Once I had been diagnosed as possibly being borderline aspergers but I thought some of this applies to me....
- What is the lived experience of someone with poor theory of mind like?
I've got a lot of stories about me doing or saying inappropriate things and often didn't realise it because no one said anything. Now I can anticipate if saying certain things might turn out good or badly.
Some stories - I was in year 12 and saw a very attractive year 10 girl coming in the opposite direction. I had never interacted with her before. I said "will you go out with me?" and she said "no!!!". A worse example is I was a similar age and I sometimes would ring a girl who was about 13. One time I was asking her to visit my friends house to watch pornos (well actually it was explicit adult education videos). She said that didn't know my friend. I assumed that was her only reason so I said something like that he's a good friend of mine. I didn't understand why she didn't want to come. My dad told me that her dad has some type of problem with it but I didn't understand because her dad and her were always very friendly towards me.

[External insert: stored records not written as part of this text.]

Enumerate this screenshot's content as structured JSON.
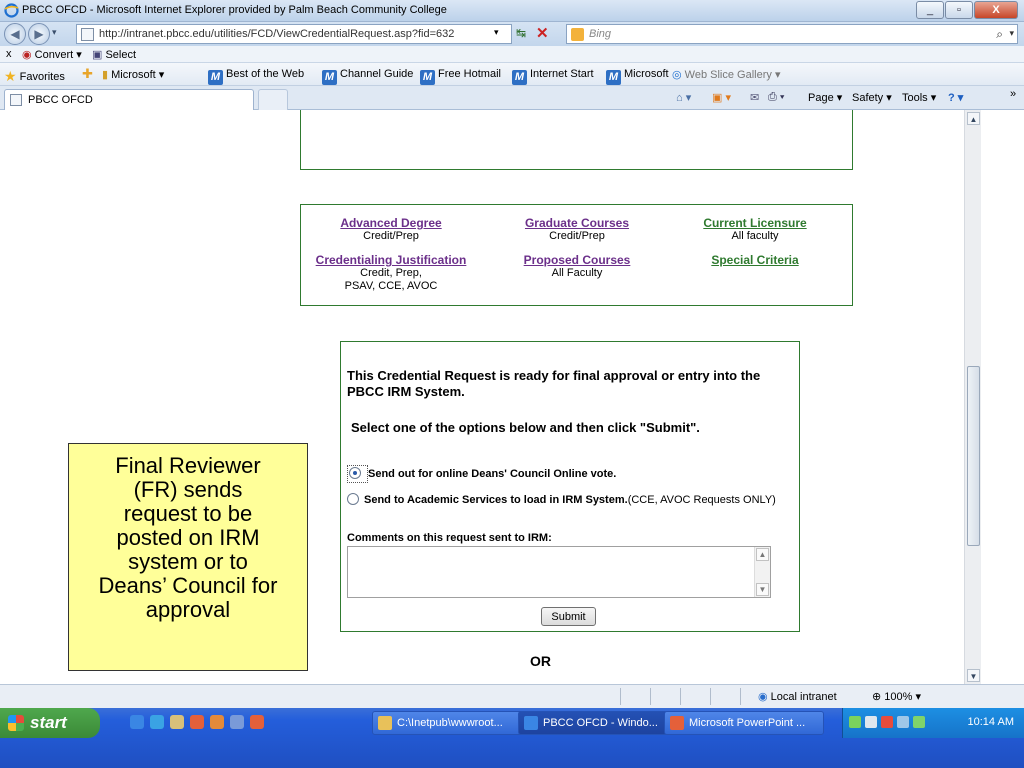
{
  "window": {
    "title": "PBCC OFCD - Microsoft Internet Explorer provided by Palm Beach Community College",
    "minimize": "_",
    "maximize": "▫",
    "close": "X"
  },
  "address": {
    "url": "http://intranet.pbcc.edu/utilities/FCD/ViewCredentialRequest.asp?fid=632",
    "search_placeholder": "Bing"
  },
  "command_bar": {
    "convert": "Convert ▾",
    "select": "Select",
    "close_x": "x"
  },
  "favorites": {
    "label": "Favorites",
    "items": [
      "Microsoft ▾",
      "Best of the Web",
      "Channel Guide",
      "Free Hotmail",
      "Internet Start",
      "Microsoft",
      "Web Slice Gallery ▾"
    ]
  },
  "tab": {
    "label": "PBCC OFCD"
  },
  "tab_tools": {
    "page": "Page ▾",
    "safety": "Safety ▾",
    "tools": "Tools ▾"
  },
  "links": [
    {
      "label": "Advanced Degree",
      "sub": "Credit/Prep",
      "color": "#6b2f8a"
    },
    {
      "label": "Graduate Courses",
      "sub": "Credit/Prep",
      "color": "#6b2f8a"
    },
    {
      "label": "Current Licensure",
      "sub": "All faculty",
      "color": "#2f7a2f"
    },
    {
      "label": "Credentialing Justification",
      "sub": "Credit, Prep,",
      "sub2": "PSAV, CCE, AVOC",
      "color": "#6b2f8a"
    },
    {
      "label": "Proposed Courses",
      "sub": "All Faculty",
      "color": "#6b2f8a"
    },
    {
      "label": "Special Criteria",
      "sub": "",
      "color": "#2f7a2f"
    }
  ],
  "form": {
    "message": "This Credential Request is ready for final approval or entry into the PBCC IRM System.",
    "instruction": "Select one of the options below and then click \"Submit\".",
    "option1": "Send out for online Deans' Council Online vote.",
    "option2_bold": "Send to Academic Services to load in IRM System.",
    "option2_rest": "(CCE, AVOC Requests ONLY)",
    "comments_label": "Comments on this request sent to IRM:",
    "comments_value": "",
    "submit": "Submit",
    "selected_option": 1
  },
  "or_text": "OR",
  "callout": {
    "lines": [
      "Final Reviewer",
      "(FR) sends",
      "request to be",
      "posted on IRM",
      "system or to",
      "Deans’ Council for",
      "approval"
    ]
  },
  "status": {
    "zone": "Local intranet",
    "zoom": "100%"
  },
  "taskbar": {
    "start": "start",
    "tasks": [
      "C:\\Inetpub\\wwwroot...",
      "PBCC OFCD - Windo...",
      "Microsoft PowerPoint ..."
    ],
    "clock": "10:14 AM"
  }
}
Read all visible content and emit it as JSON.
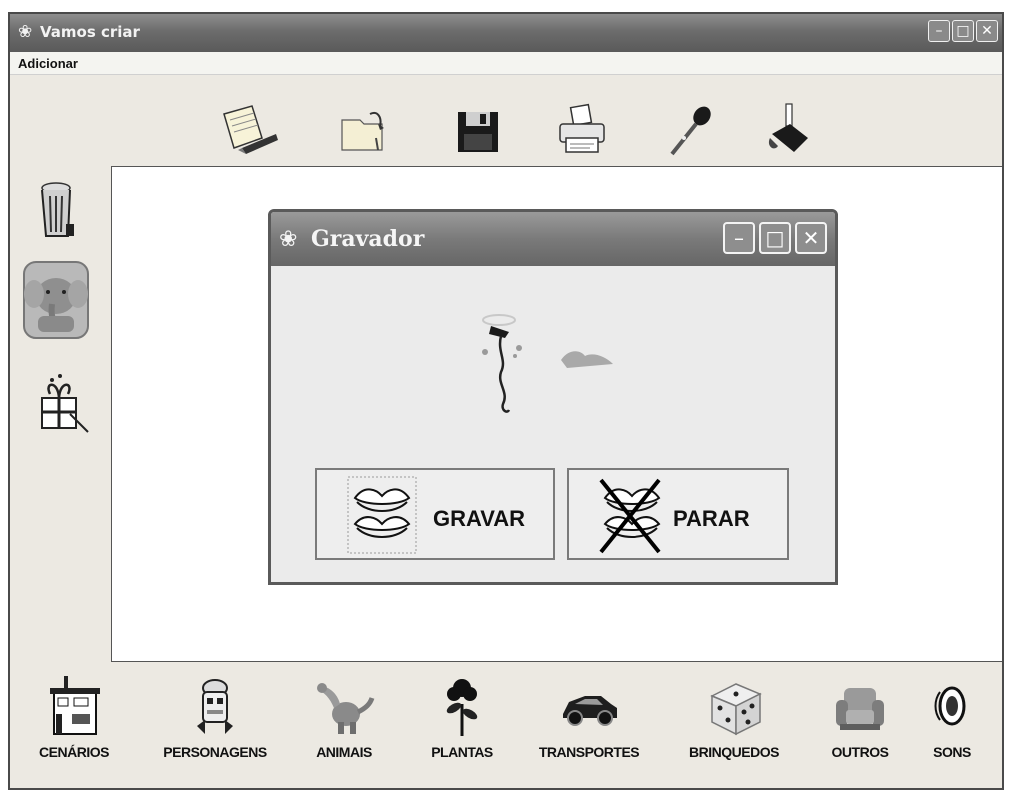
{
  "window": {
    "title": "Vamos criar",
    "controls": [
      "minimize-icon",
      "maximize-icon",
      "close-icon"
    ]
  },
  "menubar": {
    "items": [
      {
        "label": "Adicionar"
      }
    ]
  },
  "toolbar": {
    "tools": [
      {
        "icon": "notepad-pencil-icon"
      },
      {
        "icon": "open-folder-icon"
      },
      {
        "icon": "floppy-disk-save-icon"
      },
      {
        "icon": "printer-icon"
      },
      {
        "icon": "microphone-icon"
      },
      {
        "icon": "paint-bucket-icon"
      }
    ]
  },
  "left_tools": {
    "items": [
      {
        "icon": "trash-can-icon"
      },
      {
        "icon": "elephant-icon"
      },
      {
        "icon": "scissors-gift-icon"
      }
    ]
  },
  "dialog": {
    "title": "Gravador",
    "controls": [
      "minimize-icon",
      "maximize-icon",
      "close-icon"
    ],
    "illustration_icon": "microphone-sound-icon",
    "record_label": "GRAVAR",
    "stop_label": "PARAR"
  },
  "categories": [
    {
      "label": "CENÁRIOS",
      "icon": "building-icon"
    },
    {
      "label": "PERSONAGENS",
      "icon": "robot-icon"
    },
    {
      "label": "ANIMAIS",
      "icon": "dinosaur-icon"
    },
    {
      "label": "PLANTAS",
      "icon": "plant-icon"
    },
    {
      "label": "TRANSPORTES",
      "icon": "car-icon"
    },
    {
      "label": "BRINQUEDOS",
      "icon": "dice-icon"
    },
    {
      "label": "OUTROS",
      "icon": "armchair-icon"
    },
    {
      "label": "SONS",
      "icon": "speaker-icon"
    }
  ]
}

I only stopped calling her after I asked her "would you want to meet up with me in the next year?" and she replied "I don't know". So I realised she actually wasn't interested in me even though sometimes she'd talk about shaving her legs in the shower, etc. Other examples - in year 8 or 9 I was asked to ask a girl I was friends with if she'd give Edward Furlong a blow job. I asked her straight away even though I didn't know what it meant. I didn't really care what it was either so I didn't bother asking anyone else about it. Another time I was asked to write a card that said "get stuffed" and give it to the pastor. I put a cartoon of a teddy bear so I was implying I didn't mean it seriously. Another time I had a knife I liked and a guy told me to wave it at the girl I liked that I lived with. I did and said hi to her in a friendly way and she replied in a friendly way. It turned out that she was terrified and reported me to the resident advisor.

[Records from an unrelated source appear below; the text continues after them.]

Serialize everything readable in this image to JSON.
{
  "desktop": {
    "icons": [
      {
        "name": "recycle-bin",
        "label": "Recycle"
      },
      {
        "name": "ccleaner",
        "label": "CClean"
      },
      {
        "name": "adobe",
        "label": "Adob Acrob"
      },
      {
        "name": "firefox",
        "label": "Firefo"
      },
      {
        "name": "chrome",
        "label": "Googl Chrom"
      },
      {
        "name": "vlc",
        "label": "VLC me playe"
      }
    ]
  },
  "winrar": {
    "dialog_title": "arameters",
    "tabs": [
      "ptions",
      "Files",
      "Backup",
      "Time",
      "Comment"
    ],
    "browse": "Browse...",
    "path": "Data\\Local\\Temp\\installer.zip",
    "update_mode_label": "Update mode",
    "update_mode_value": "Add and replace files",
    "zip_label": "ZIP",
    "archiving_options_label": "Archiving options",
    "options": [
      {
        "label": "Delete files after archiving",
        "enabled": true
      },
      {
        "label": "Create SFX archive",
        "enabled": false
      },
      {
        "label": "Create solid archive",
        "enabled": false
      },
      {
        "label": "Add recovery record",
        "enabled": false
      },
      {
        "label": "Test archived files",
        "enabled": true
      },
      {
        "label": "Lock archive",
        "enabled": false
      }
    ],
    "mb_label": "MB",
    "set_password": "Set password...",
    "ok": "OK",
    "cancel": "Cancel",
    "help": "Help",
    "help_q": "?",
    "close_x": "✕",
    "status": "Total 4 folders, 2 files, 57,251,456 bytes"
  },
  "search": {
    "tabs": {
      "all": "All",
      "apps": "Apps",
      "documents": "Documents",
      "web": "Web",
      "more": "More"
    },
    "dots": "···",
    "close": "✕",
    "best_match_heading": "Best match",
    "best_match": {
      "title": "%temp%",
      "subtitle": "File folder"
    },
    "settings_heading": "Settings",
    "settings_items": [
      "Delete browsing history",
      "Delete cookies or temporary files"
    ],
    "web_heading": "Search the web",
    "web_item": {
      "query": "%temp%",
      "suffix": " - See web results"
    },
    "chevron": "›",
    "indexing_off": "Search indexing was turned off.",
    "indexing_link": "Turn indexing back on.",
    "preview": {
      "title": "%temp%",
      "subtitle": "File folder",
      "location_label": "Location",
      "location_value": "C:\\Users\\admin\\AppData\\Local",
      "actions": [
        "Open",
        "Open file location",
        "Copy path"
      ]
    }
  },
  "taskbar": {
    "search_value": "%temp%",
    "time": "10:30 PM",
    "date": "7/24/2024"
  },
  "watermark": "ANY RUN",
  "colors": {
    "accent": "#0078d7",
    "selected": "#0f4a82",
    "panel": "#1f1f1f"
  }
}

Note despite sometimes being fearless with girls the first time I held a girls hand or went on a coffee, etc, was at the age of 29. I think consuming large amounts of pickup/relationship material helped - I learnt different approaches such as direct and indirect. I also read non-shallow material like
Consider instead women outside the mainstream. Fellow social outcasts, they are real people, human beings who have had to grapple with life's hardships, to endure pain, to choke on embarrassment, to feel the lash of rejection... just as you have. Struggling with problems, rebounding from failure, learning by necessity to fight - all this develops the personality, forces one to grow, to become fully human, to become capable of loving and worthy of being loved.

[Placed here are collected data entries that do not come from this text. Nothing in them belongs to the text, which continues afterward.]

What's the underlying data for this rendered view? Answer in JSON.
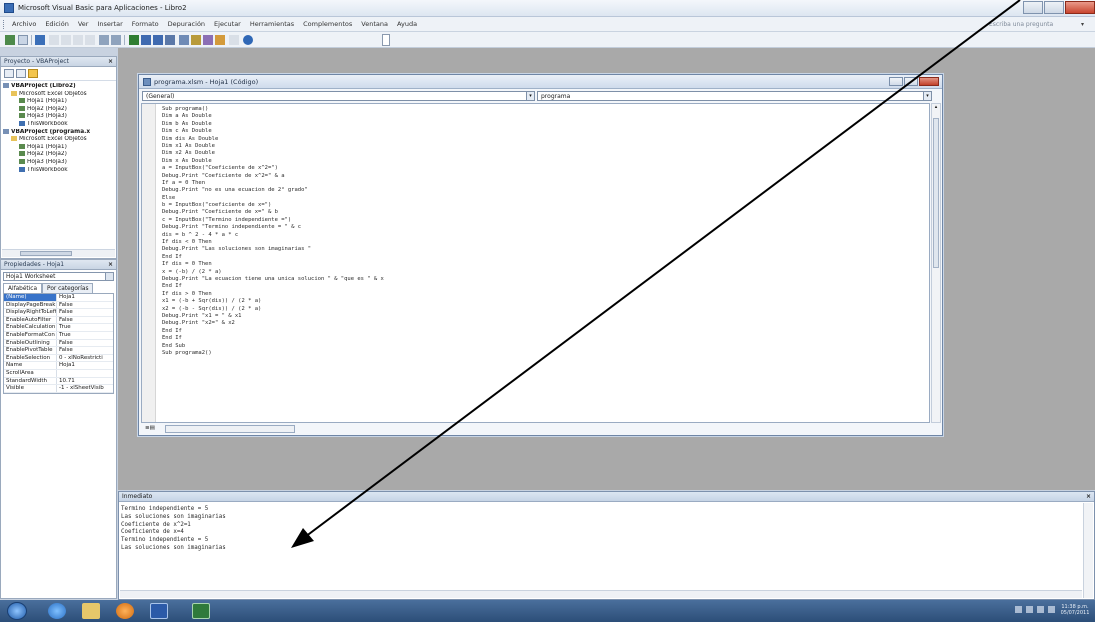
{
  "window": {
    "title": "Microsoft Visual Basic para Aplicaciones - Libro2"
  },
  "menu": {
    "items": [
      "Archivo",
      "Edición",
      "Ver",
      "Insertar",
      "Formato",
      "Depuración",
      "Ejecutar",
      "Herramientas",
      "Complementos",
      "Ventana",
      "Ayuda"
    ],
    "help_placeholder": "Escriba una pregunta"
  },
  "project": {
    "title": "Proyecto - VBAProject",
    "tree": [
      {
        "label": "VBAProject (Libro2)",
        "icon": "project-icon",
        "level": 0,
        "bold": true
      },
      {
        "label": "Microsoft Excel Objetos",
        "icon": "folder-icon",
        "level": 1,
        "bold": false
      },
      {
        "label": "Hoja1 (Hoja1)",
        "icon": "sheet-icon",
        "level": 2,
        "bold": false
      },
      {
        "label": "Hoja2 (Hoja2)",
        "icon": "sheet-icon",
        "level": 2,
        "bold": false
      },
      {
        "label": "Hoja3 (Hoja3)",
        "icon": "sheet-icon",
        "level": 2,
        "bold": false
      },
      {
        "label": "ThisWorkbook",
        "icon": "workbook-icon",
        "level": 2,
        "bold": false
      },
      {
        "label": "VBAProject (programa.x",
        "icon": "project-icon",
        "level": 0,
        "bold": true
      },
      {
        "label": "Microsoft Excel Objetos",
        "icon": "folder-icon",
        "level": 1,
        "bold": false
      },
      {
        "label": "Hoja1 (Hoja1)",
        "icon": "sheet-icon",
        "level": 2,
        "bold": false
      },
      {
        "label": "Hoja2 (Hoja2)",
        "icon": "sheet-icon",
        "level": 2,
        "bold": false
      },
      {
        "label": "Hoja3 (Hoja3)",
        "icon": "sheet-icon",
        "level": 2,
        "bold": false
      },
      {
        "label": "ThisWorkbook",
        "icon": "workbook-icon",
        "level": 2,
        "bold": false
      }
    ]
  },
  "properties": {
    "title": "Propiedades - Hoja1",
    "object_select": "Hoja1 Worksheet",
    "tabs": [
      "Alfabética",
      "Por categorías"
    ],
    "rows": [
      {
        "name": "(Name)",
        "value": "Hoja1"
      },
      {
        "name": "DisplayPageBreak",
        "value": "False"
      },
      {
        "name": "DisplayRightToLeft",
        "value": "False"
      },
      {
        "name": "EnableAutoFilter",
        "value": "False"
      },
      {
        "name": "EnableCalculation",
        "value": "True"
      },
      {
        "name": "EnableFormatCon",
        "value": "True"
      },
      {
        "name": "EnableOutlining",
        "value": "False"
      },
      {
        "name": "EnablePivotTable",
        "value": "False"
      },
      {
        "name": "EnableSelection",
        "value": "0 - xlNoRestricti"
      },
      {
        "name": "Name",
        "value": "Hoja1"
      },
      {
        "name": "ScrollArea",
        "value": ""
      },
      {
        "name": "StandardWidth",
        "value": "10.71"
      },
      {
        "name": "Visible",
        "value": "-1 - xlSheetVisib"
      }
    ]
  },
  "code_window": {
    "title": "programa.xlsm - Hoja1 (Código)",
    "object_combo": "(General)",
    "proc_combo": "programa",
    "lines": [
      "Sub programa()",
      "Dim a As Double",
      "Dim b As Double",
      "Dim c As Double",
      "Dim dis As Double",
      "Dim x1 As Double",
      "Dim x2 As Double",
      "Dim x As Double",
      "a = InputBox(\"Coeficiente de x^2=\")",
      "Debug.Print \"Coeficiente de x^2=\" & a",
      "If a = 0 Then",
      "Debug.Print \"no es una ecuacion de 2° grado\"",
      "Else",
      "b = InputBox(\"coeficiente de x=\")",
      "Debug.Print \"Coeficiente de x=\" & b",
      "c = InputBox(\"Termino independiente =\")",
      "Debug.Print \"Termino independiente = \" & c",
      "dis = b ^ 2 - 4 * a * c",
      "If dis < 0 Then",
      "Debug.Print \"Las soluciones son imaginarias \"",
      "End If",
      "If dis = 0 Then",
      "x = (-b) / (2 * a)",
      "Debug.Print \"La ecuacion tiene una unica solucion \" & \"que es \" & x",
      "End If",
      "If dis > 0 Then",
      "x1 = (-b + Sqr(dis)) / (2 * a)",
      "x2 = (-b - Sqr(dis)) / (2 * a)",
      "Debug.Print \"x1 = \" & x1",
      "Debug.Print \"x2=\" & x2",
      "End If",
      "End If",
      "End Sub",
      "Sub programa2()"
    ]
  },
  "immediate": {
    "title": "Inmediato",
    "lines": [
      "Termino independiente = 5",
      "Las soluciones son imaginarias",
      "Coeficiente de x^2=1",
      "Coeficiente de x=4",
      "Termino independiente = 5",
      "Las soluciones son imaginarias"
    ]
  },
  "taskbar": {
    "clock_time": "11:38 p.m.",
    "clock_date": "05/07/2011"
  },
  "colors": {
    "accent": "#3873c9",
    "arrow": "#000000"
  }
}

BTW I only realised that eye contact was important in high school when I read my dad's book called "Body Language" by Allan Pease. I later read his book "Talk Language" which talks about meta language, etc, like in real estate and politics - and stages in getting to know people. Before in primary school a girl I didn't like said "don't stare!" and I didn't know what she meant. Another time I was perving on a girl in the bus and she gave me the finger.
I also had fears about parties, school excursions and school dances. I think it was because I wasn't sure what would happen or what to do and I liked structure. I think part of the fear started when I was about 5 and asked to play with them and they rejected me. I then very rarely initiated friendships/conversations.
Now I've been married for ten years - so now I think I'm quite good at theory of mind. I also like material by John Gottman which said
The “magic ratio” is 5 to 1. For every negative interaction during conflict, a happy relationship has five (or more) positive interaction.
www.gottman.com
That “magic ratio” is 5 to 1. This means that for every negative interaction during conflict, a stable and happy marriage has five (or more) positive interactions.
So that made me more comfortable with conflicts in relationships. I also read somewhere that a woman is more attracted to a man who gives her a range of emotions rather than someone boring (a "doormat"?)
When I was in my mid to late 20's a case worker told me that I'd be pretty normal by the time I was 30 and that turned out to be true - I then studied B Software Engineering full time then was a web developer for 30 hours a week (if I had worked any more than that I wouldn't be eligible for the disability support pension). I also initiated a class reunion a couple of years ago. I told a girl there that I used to have a crush on her.
The only things I've been diagnosed with are depression (caused by going from
creationism to atheism) then bipolar disorder then schizoaffective disorder. Well now there is anxiety.